Khoudi H, Vézina L P, Mercier J, Castonguay Y, Allard G, Laberge S
Department de Phytologie, Université Laval, Sainte-Foy, Québec, Canada.
Gene. 1997 Sep 15;197(1-2):343-51. doi: 10.1016/s0378-1119(97)00282-5.
A genomic clone of RbcS was isolated from an alfalfa (Medicago sativa L. cv. Apica) genomic library and characterized. Although this clone has structural features similar to a functional gene, the second exon is interrupted by a stop codon and thus is not fully translatable in the plant. Sequence analysis of the 5' and 3' noncoding regions of RbcSK-1A showed a high sequence homology to the flanking sequences of the RbcS-3A gene from pea. The regions of homology contain many important cis-regulatory elements shown to be essential for regulation of the RbcS-3A gene in pea. The promoter of this alfalfa rubisco clone was used in a translational fusion to test its ability to control the expression of the GUS reporter gene in an homologous nuclear background. High levels of GUS enzyme activity were recorded. These strong levels are comparable to some exceptionally high levels produced in other studies following the use of photosynthesis gene promoters in fusions with the GUS reporter gene.
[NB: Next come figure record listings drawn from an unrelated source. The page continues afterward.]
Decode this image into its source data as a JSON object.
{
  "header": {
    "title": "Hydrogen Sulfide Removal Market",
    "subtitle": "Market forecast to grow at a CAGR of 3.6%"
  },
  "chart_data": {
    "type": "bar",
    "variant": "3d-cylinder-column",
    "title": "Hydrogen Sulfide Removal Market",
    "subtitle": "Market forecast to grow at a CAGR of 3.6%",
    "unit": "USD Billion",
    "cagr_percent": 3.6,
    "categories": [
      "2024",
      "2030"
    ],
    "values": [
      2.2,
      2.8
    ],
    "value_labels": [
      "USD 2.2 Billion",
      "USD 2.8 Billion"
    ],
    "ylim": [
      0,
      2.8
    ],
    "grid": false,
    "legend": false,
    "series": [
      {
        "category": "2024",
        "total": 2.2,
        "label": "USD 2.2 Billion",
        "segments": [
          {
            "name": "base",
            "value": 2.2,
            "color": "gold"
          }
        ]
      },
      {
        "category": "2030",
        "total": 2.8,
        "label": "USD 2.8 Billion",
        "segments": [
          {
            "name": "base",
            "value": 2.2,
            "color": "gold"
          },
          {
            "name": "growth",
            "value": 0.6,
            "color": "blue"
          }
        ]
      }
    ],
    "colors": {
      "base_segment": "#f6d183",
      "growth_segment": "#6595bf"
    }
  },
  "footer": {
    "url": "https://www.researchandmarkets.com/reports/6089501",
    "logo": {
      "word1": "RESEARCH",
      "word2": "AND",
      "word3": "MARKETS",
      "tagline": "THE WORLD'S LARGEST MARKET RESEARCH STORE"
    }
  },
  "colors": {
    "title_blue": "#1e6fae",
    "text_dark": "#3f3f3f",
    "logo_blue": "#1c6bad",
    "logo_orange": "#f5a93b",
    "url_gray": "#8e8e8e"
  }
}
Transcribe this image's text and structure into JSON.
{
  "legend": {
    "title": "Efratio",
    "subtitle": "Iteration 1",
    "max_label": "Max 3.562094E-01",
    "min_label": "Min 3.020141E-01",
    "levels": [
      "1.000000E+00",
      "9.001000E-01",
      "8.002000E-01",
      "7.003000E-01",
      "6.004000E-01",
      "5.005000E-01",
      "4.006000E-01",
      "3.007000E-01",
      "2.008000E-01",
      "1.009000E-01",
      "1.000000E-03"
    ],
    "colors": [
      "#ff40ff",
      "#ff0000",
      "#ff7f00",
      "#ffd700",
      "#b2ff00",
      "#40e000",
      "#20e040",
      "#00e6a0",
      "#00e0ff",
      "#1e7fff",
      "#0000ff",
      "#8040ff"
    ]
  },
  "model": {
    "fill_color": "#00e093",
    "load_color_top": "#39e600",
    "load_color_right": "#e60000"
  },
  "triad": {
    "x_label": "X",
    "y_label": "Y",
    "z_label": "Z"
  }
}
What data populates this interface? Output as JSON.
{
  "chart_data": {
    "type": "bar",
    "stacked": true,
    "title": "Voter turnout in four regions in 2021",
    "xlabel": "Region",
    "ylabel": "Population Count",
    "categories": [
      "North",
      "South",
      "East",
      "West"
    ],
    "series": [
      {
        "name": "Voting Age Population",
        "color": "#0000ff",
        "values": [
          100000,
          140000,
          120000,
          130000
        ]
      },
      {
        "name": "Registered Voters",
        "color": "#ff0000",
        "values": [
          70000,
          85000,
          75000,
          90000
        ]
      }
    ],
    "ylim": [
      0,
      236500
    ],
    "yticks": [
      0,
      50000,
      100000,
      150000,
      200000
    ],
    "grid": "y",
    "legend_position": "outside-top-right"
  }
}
从紫花苜蓿(Medicago sativa L. cv. Apica)基因组文库中分离并鉴定了RbcS的一个基因组克隆。尽管该克隆具有与功能基因相似的结构特征,但第二个外显子被一个终止密码子打断,因此在植物中不能完全翻译。对RbcSK - 1A的5'和3'非编码区的序列分析表明,其与豌豆RbcS - 3A基因的侧翼序列具有高度的序列同源性。同源区域包含许多重要的顺式调控元件,这些元件已被证明对豌豆中RbcS - 3A基因的调控至关重要。该紫花苜蓿核酮糖二磷酸羧化酶克隆的启动子用于翻译融合,以测试其在同源核背景下控制GUS报告基因表达的能力。记录到了高水平的GUS酶活性。这些高水平与其他研究中在将光合作用基因启动子与GUS报告基因融合后产生的一些异常高水平相当。